Anna: Die Situation in Kyjiw war sehr angespannt. Als ich die Nachricht vom Bürgermeister Klitschko gelesen habe, dass der Krieg angefangen hätte, hatte ich kurz die Hoffnung: Vielleicht wurde sein Account gehackt. Aber dann habe ich die Sirenen gehört.

Am ersten Tag des Krieges waren überall Staus. Große Menschenmengen an Haltestellen und vor Supermärkten. Aber die Menschen wirkten ruhig, was auch mich beruhigt hat.

Ruhrbarone: Was war der Auslöser für deine Flucht?

Anna: Das war eine sehr spontane Entscheidung, die sich in der Situation ergeben hat. Am ersten Tag des Krieges war ich fest davon überzeugt, dass wir ein paar Tage abwarten und beobachten müssen. Massenpanik und auch Bewegung seien vielleicht gefährlicher als Zuhause zu sein.

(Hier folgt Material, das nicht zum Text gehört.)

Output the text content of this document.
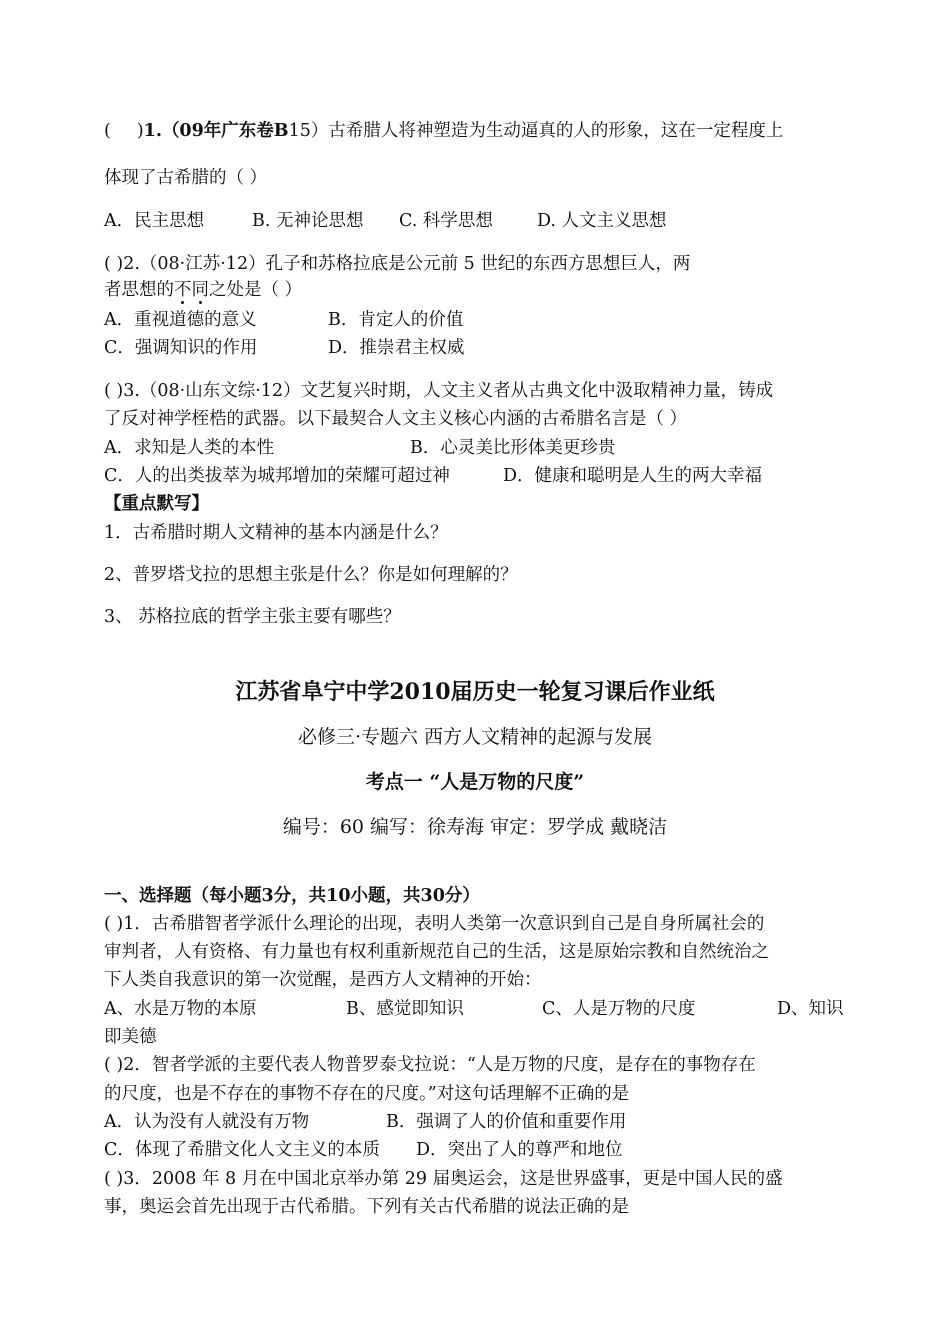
( )1.（09年广东卷B15）古希腊人将神塑造为生动逼真的人的形象，这在一定程度上
体现了古希腊的（ ）
A．民主思想	B. 无神论思想 C. 科学思想	D. 人文主义思想
( )2.（08·江苏·12）孔子和苏格拉底是公元前 5 世纪的东西方思想巨人，两
者思想的不同之处是（ ）
A．重视道德的意义	B．肯定人的价值
C．强调知识的作用	D．推崇君主权威
( )3.（08·山东文综·12）文艺复兴时期，人文主义者从古典文化中汲取精神力量，铸成
了反对神学桎梏的武器。以下最契合人文主义核心内涵的古希腊名言是（ ）
A．求知是人类的本性	B．心灵美比形体美更珍贵
C．人的出类拔萃为城邦增加的荣耀可超过神	D．健康和聪明是人生的两大幸福
【重点默写】
1．古希腊时期人文精神的基本内涵是什么？
2、普罗塔戈拉的思想主张是什么？你是如何理解的？
3、 苏格拉底的哲学主张主要有哪些？
江苏省阜宁中学2010届历史一轮复习课后作业纸
必修三·专题六 西方人文精神的起源与发展
考点一 “人是万物的尺度”
编号：60 编写：徐寿海 审定：罗学成 戴晓洁
一、选择题（每小题3分，共10小题，共30分）
( )1．古希腊智者学派什么理论的出现，表明人类第一次意识到自己是自身所属社会的
审判者，人有资格、有力量也有权利重新规范自己的生活，这是原始宗教和自然统治之
下人类自我意识的第一次觉醒，是西方人文精神的开始：
A、水是万物的本原	B、感觉即知识	C、人是万物的尺度	D、知识
即美德
( )2．智者学派的主要代表人物普罗泰戈拉说：“人是万物的尺度，是存在的事物存在
的尺度，也是不存在的事物不存在的尺度。”对这句话理解不正确的是
A．认为没有人就没有万物	B．强调了人的价值和重要作用
C．体现了希腊文化人文主义的本质 D．突出了人的尊严和地位
( )3．2008 年 8 月在中国北京举办第 29 届奥运会，这是世界盛事，更是中国人民的盛
事，奥运会首先出现于古代希腊。下列有关古代希腊的说法正确的是
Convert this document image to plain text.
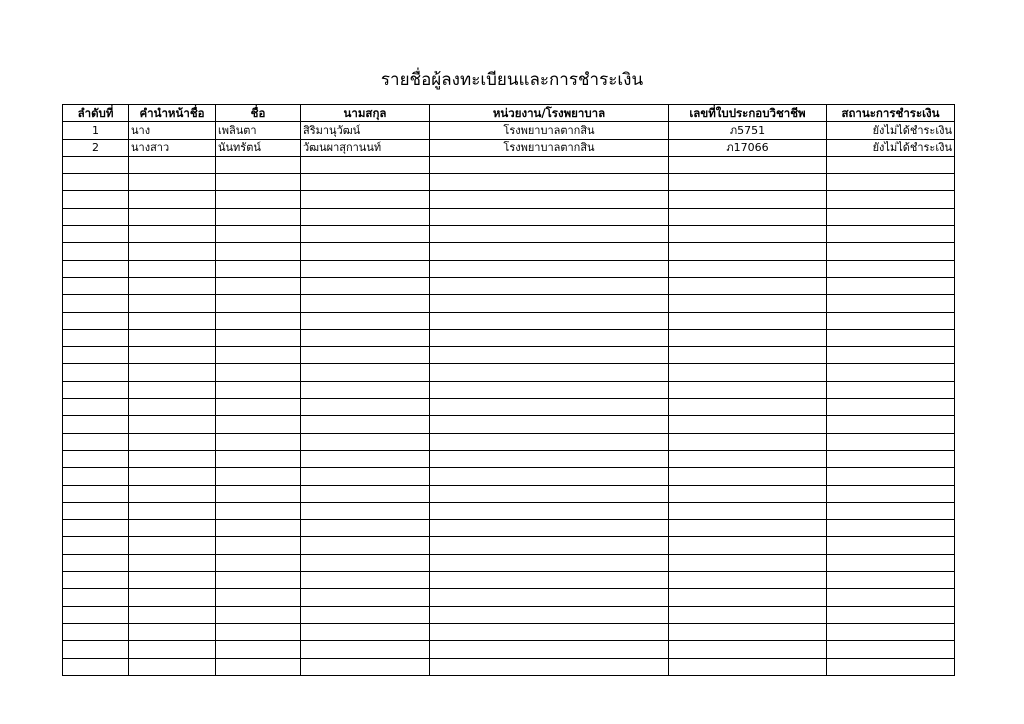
รายชื่อผู้ลงทะเบียนและการชำระเงิน
ลำดับที่	คำนำหน้าชื่อ	ชื่อ	นามสกุล	หน่วยงาน/โรงพยาบาล	เลขที่ใบประกอบวิชาชีพ	สถานะการชำระเงิน
1	นาง	เพลินตา	สิริมานุวัฒน์	โรงพยาบาลตากสิน	ภ5751	ยังไม่ได้ชำระเงิน
2	นางสาว	นันทรัตน์	วัฒนผาสุกานนท์	โรงพยาบาลตากสิน	ภ17066	ยังไม่ได้ชำระเงิน
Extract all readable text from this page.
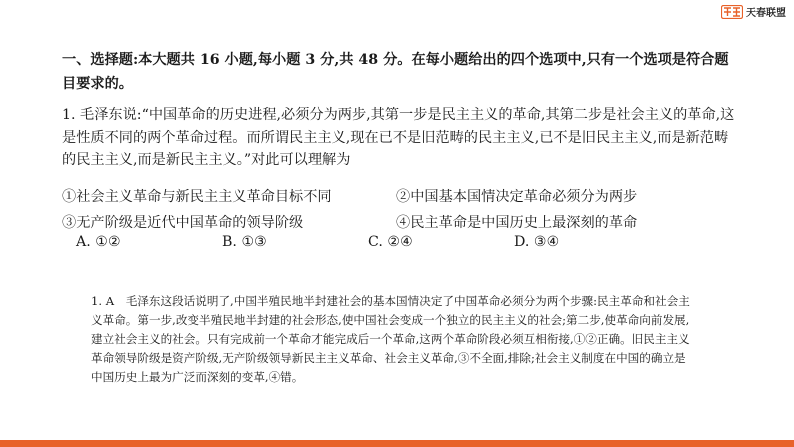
天春联盟
一、选择题:本大题共 16 小题,每小题 3 分,共 48 分。在每小题给出的四个选项中,只有一个选项是符合题目要求的。
1. 毛泽东说:“中国革命的历史进程,必须分为两步,其第一步是民主主义的革命,其第二步是社会主义的革命,这是性质不同的两个革命过程。而所谓民主主义,现在已不是旧范畴的民主主义,已不是旧民主主义,而是新范畴的民主主义,而是新民主主义。”对此可以理解为
①社会主义革命与新民主主义革命目标不同	②中国基本国情决定革命必须分为两步
③无产阶级是近代中国革命的领导阶级	④民主革命是中国历史上最深刻的革命
A. ①②	B. ①③	C. ②④	D. ③④
1. A　毛泽东这段话说明了,中国半殖民地半封建社会的基本国情决定了中国革命必须分为两个步骤:民主革命和社会主义革命。第一步,改变半殖民地半封建的社会形态,使中国社会变成一个独立的民主主义的社会;第二步,使革命向前发展,建立社会主义的社会。只有完成前一个革命才能完成后一个革命,这两个革命阶段必须互相衔接,①②正确。旧民主主义革命领导阶级是资产阶级,无产阶级领导新民主主义革命、社会主义革命,③不全面,排除;社会主义制度在中国的确立是中国历史上最为广泛而深刻的变革,④错。
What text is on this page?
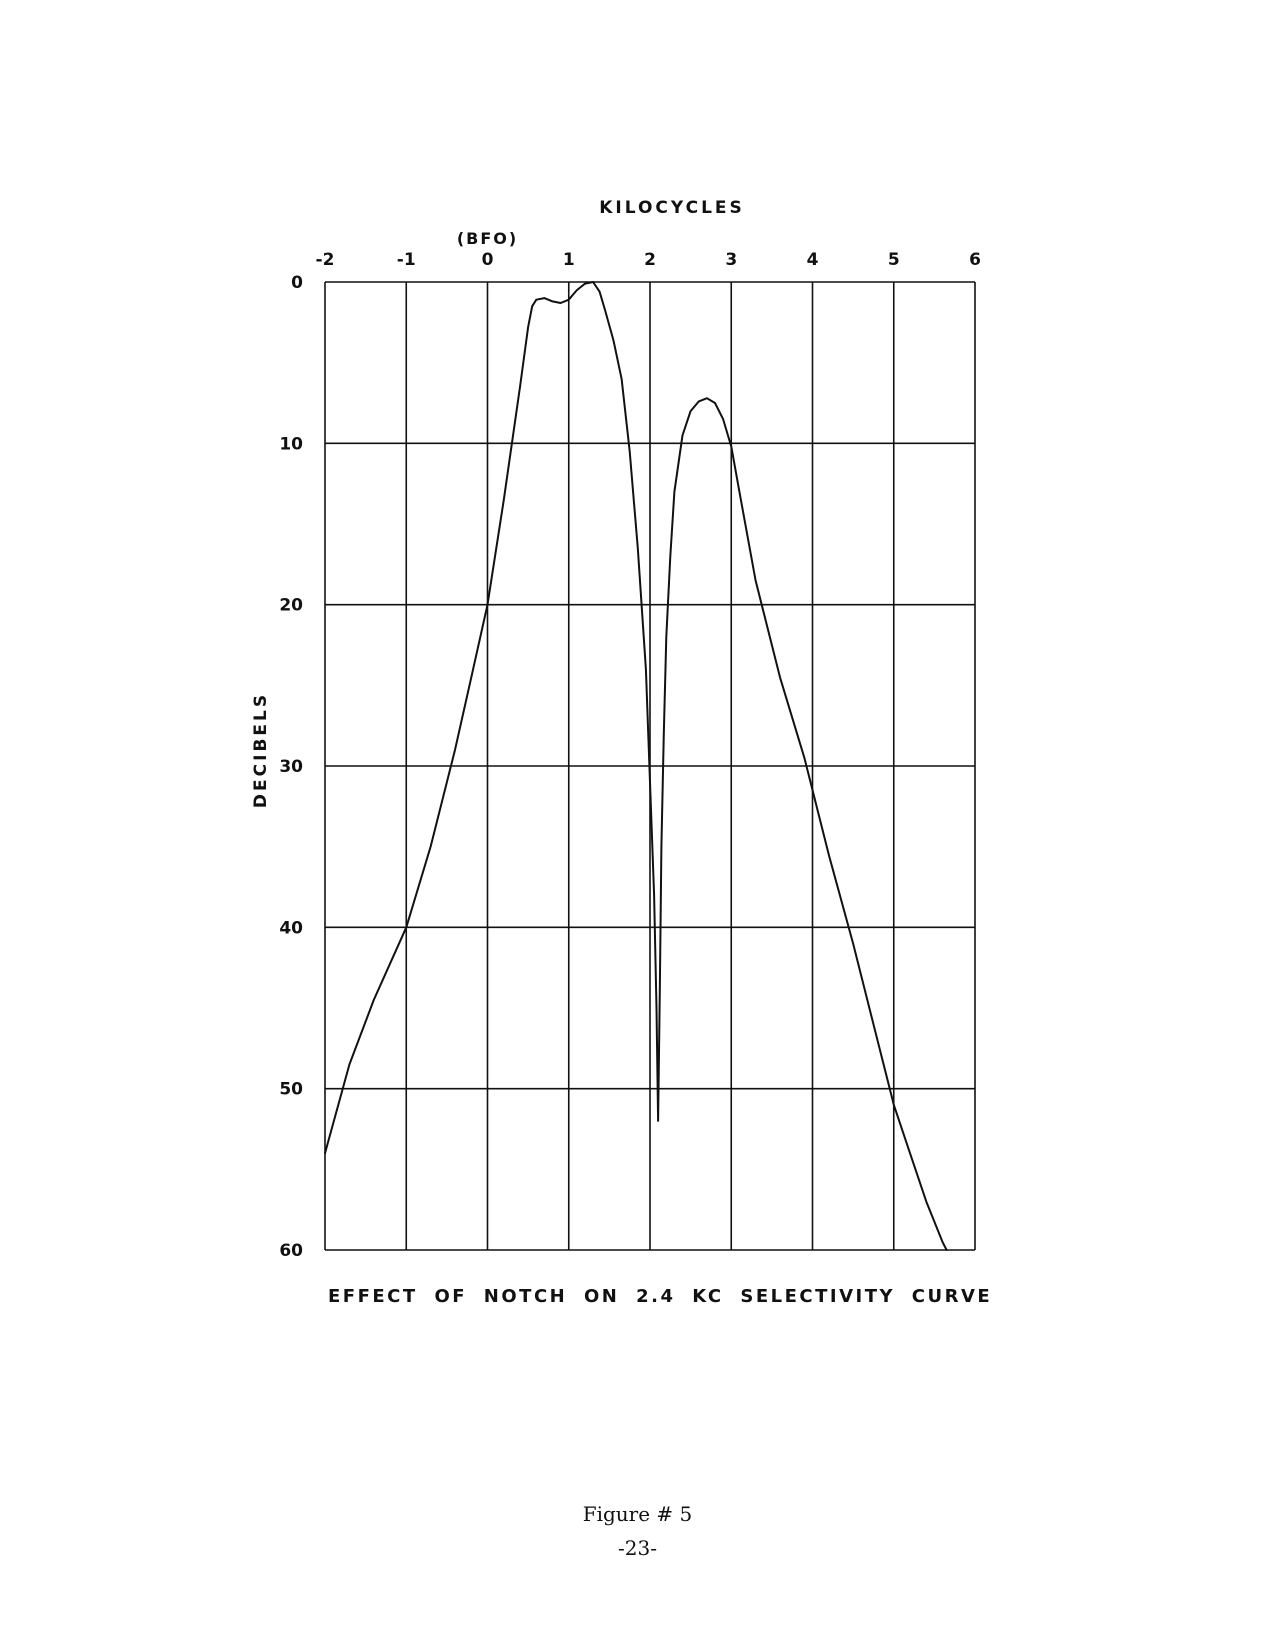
KILOCYCLES
(BFO)
-2	-1	0	1	2	3	4	5	6
0
10
20
30
40
50
60
DECIBELS
EFFECT OF NOTCH ON 2.4 KC SELECTIVITY CURVE
Figure # 5
-23-
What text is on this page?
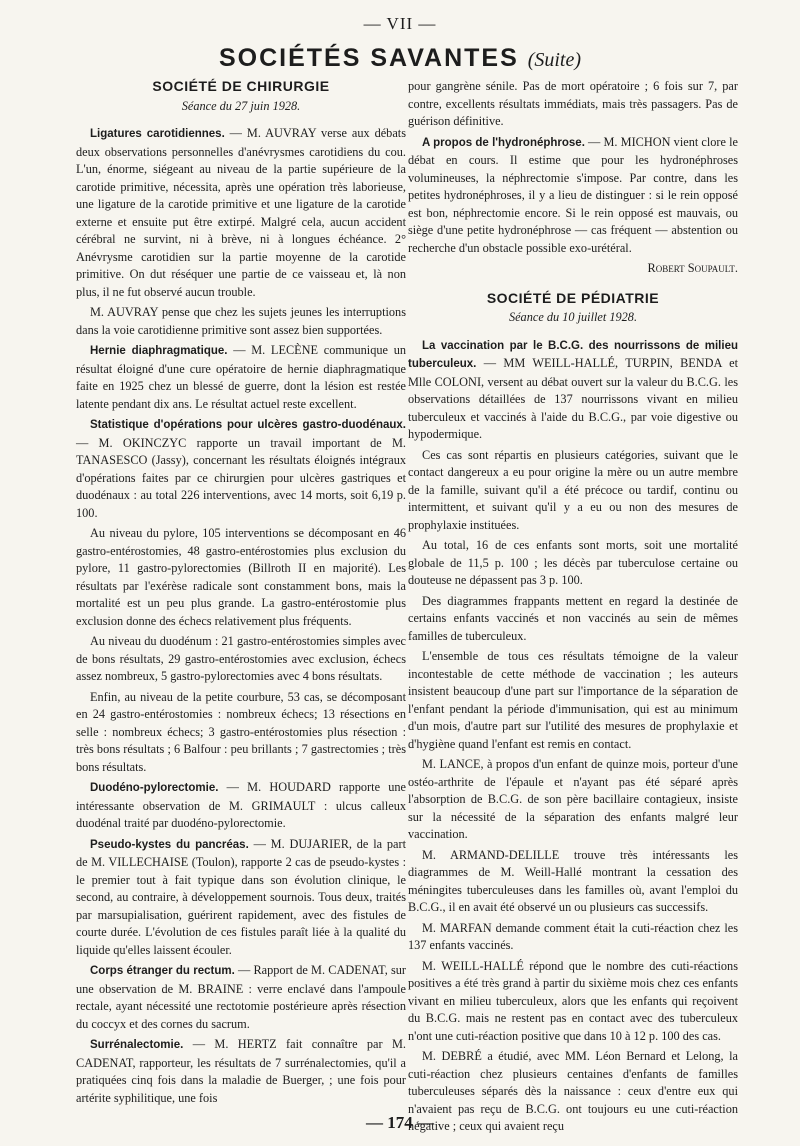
— VII —
SOCIÉTÉS SAVANTES (Suite)
SOCIÉTÉ DE CHIRURGIE
Séance du 27 juin 1928.

Ligatures carotidiennes. — M. AUVRAY verse aux débats deux observations personnelles d'anévrysmes carotidiens du cou. L'un, énorme, siégeant au niveau de la partie supérieure de la carotide primitive, nécessita, après une opération très laborieuse, une ligature de la carotide primitive et une ligature de la carotide externe et ensuite put être extirpé. Malgré cela, aucun accident cérébral ne survint, ni à brève, ni à longues échéance. 2° Anévrysme carotidien sur la partie moyenne de la carotide primitive. On dut réséquer une partie de ce vaisseau et, là non plus, il ne fut observé aucun trouble.

M. AUVRAY pense que chez les sujets jeunes les interruptions dans la voie carotidienne primitive sont assez bien supportées.

Hernie diaphragmatique. — M. LECÈNE communique un résultat éloigné d'une cure opératoire de hernie diaphragmatique faite en 1925 chez un blessé de guerre, dont la lésion est restée latente pendant dix ans. Le résultat actuel reste excellent.

Statistique d'opérations pour ulcères gastro-duodénaux. — M. OKINCZYC rapporte un travail important de M. TANASESCO (Jassy), concernant les résultats éloignés intégraux d'opérations faites par ce chirurgien pour ulcères gastriques et duodénaux : au total 226 interventions, avec 14 morts, soit 6,19 p. 100.

Au niveau du pylore, 105 interventions se décomposant en 46 gastro-entérostomies, 48 gastro-entérostomies plus exclusion du pylore, 11 gastro-pylorectomies (Billroth II en majorité). Les résultats par l'exérèse radicale sont constamment bons, mais la mortalité est un peu plus grande. La gastro-entérostomie plus exclusion donne des échecs relativement plus fréquents.

Au niveau du duodénum : 21 gastro-entérostomies simples avec de bons résultats, 29 gastro-entérostomies avec exclusion, échecs assez nombreux, 5 gastro-pylorectomies avec 4 bons résultats.

Enfin, au niveau de la petite courbure, 53 cas, se décomposant en 24 gastro-entérostomies : nombreux échecs; 13 résections en selle : nombreux échecs; 3 gastro-entérostomies plus résection : très bons résultats ; 6 Balfour : peu brillants ; 7 gastrectomies ; très bons résultats.

Duodéno-pylorectomie. — M. HOUDARD rapporte une intéressante observation de M. GRIMAULT : ulcus calleux duodénal traité par duodéno-pylorectomie.

Pseudo-kystes du pancréas. — M. DUJARIER, de la part de M. VILLECHAISE (Toulon), rapporte 2 cas de pseudo-kystes : le premier tout à fait typique dans son évolution clinique, le second, au contraire, à développement sournois. Tous deux, traités par marsupialisation, guérirent rapidement, avec des fistules de courte durée. L'évolution de ces fistules paraît liée à la qualité du liquide qu'elles laissent écouler.

Corps étranger du rectum. — Rapport de M. CADENAT, sur une observation de M. BRAINE : verre enclavé dans l'ampoule rectale, ayant nécessité une rectotomie postérieure après résection du coccyx et des cornes du sacrum.

Surrénalectomie. — M. HERTZ fait connaître par M. CADENAT, rapporteur, les résultats de 7 surrénalectomies, qu'il a pratiquées cinq fois dans la maladie de Buerger, ; une fois pour artérite syphilitique, une fois

pour gangrène sénile. Pas de mort opératoire ; 6 fois sur 7, par contre, excellents résultats immédiats, mais très passagers. Pas de guérison définitive.

A propos de l'hydronéphrose. — M. MICHON vient clore le débat en cours. Il estime que pour les hydronéphroses volumineuses, la néphrectomie s'impose. Par contre, dans les petites hydronéphroses, il y a lieu de distinguer : si le rein opposé est bon, néphrectomie encore. Si le rein opposé est mauvais, ou siège d'une petite hydronéphrose — cas fréquent — abstention ou recherche d'un obstacle possible exo-urétéral.

Robert Soupault.
SOCIÉTÉ DE PÉDIATRIE
Séance du 10 juillet 1928.

La vaccination par le B.C.G. des nourrissons de milieu tuberculeux. — MM WEILL-HALLÉ, TURPIN, BENDA et Mlle COLONI, versent au débat ouvert sur la valeur du B.C.G. les observations détaillées de 137 nourrissons vivant en milieu tuberculeux et vaccinés à l'aide du B.C.G., par voie digestive ou hypodermique.

Ces cas sont répartis en plusieurs catégories, suivant que le contact dangereux a eu pour origine la mère ou un autre membre de la famille, suivant qu'il a été précoce ou tardif, continu ou intermittent, et suivant qu'il y a eu ou non des mesures de prophylaxie instituées.

Au total, 16 de ces enfants sont morts, soit une mortalité globale de 11,5 p. 100 ; les décès par tuberculose certaine ou douteuse ne dépassent pas 3 p. 100.

Des diagrammes frappants mettent en regard la destinée de certains enfants vaccinés et non vaccinés au sein de mêmes familles de tuberculeux.

L'ensemble de tous ces résultats témoigne de la valeur incontestable de cette méthode de vaccination ; les auteurs insistent beaucoup d'une part sur l'importance de la séparation de l'enfant pendant la période d'immunisation, qui est au minimum d'un mois, d'autre part sur l'utilité des mesures de prophylaxie et d'hygiène quand l'enfant est remis en contact.

M. LANCE, à propos d'un enfant de quinze mois, porteur d'une ostéo-arthrite de l'épaule et n'ayant pas été séparé après l'absorption de B.C.G. de son père bacillaire contagieux, insiste sur la nécessité de la séparation des enfants malgré leur vaccination.

M. ARMAND-DELILLE trouve très intéressants les diagrammes de M. Weill-Hallé montrant la cessation des méningites tuberculeuses dans les familles où, avant l'emploi du B.C.G., il en avait été observé un ou plusieurs cas successifs.

M. MARFAN demande comment était la cuti-réaction chez les 137 enfants vaccinés.

M. WEILL-HALLÉ répond que le nombre des cuti-réactions positives a été très grand à partir du sixième mois chez ces enfants vivant en milieu tuberculeux, alors que les enfants qui reçoivent du B.C.G. mais ne restent pas en contact avec des tuberculeux n'ont une cuti-réaction positive que dans 10 à 12 p. 100 des cas.

M. DEBRÉ a étudié, avec MM. Léon Bernard et Lelong, la cuti-réaction chez plusieurs centaines d'enfants de familles tuberculeuses séparés dès la naissance : ceux d'entre eux qui n'avaient pas reçu de B.C.G. ont toujours eu une cuti-réaction négative ; ceux qui avaient reçu

— 174 —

Aber schon in der zweiten Nacht wusste ich, dass es nicht auszuhalten ist. Es hat gedonnert und geknallt. Diese Geräusche wurden lauter und waren immer öfter zu hören. Ständig tönten die Sirenen und die Fenster zitterten, die ganze Wohnung hat vibriert. Es flogen Flugzeuge und es fuhren nachts Panzer, die ich nicht zuordnen konnte: Sind das unsere Panzer oder russische Panzer?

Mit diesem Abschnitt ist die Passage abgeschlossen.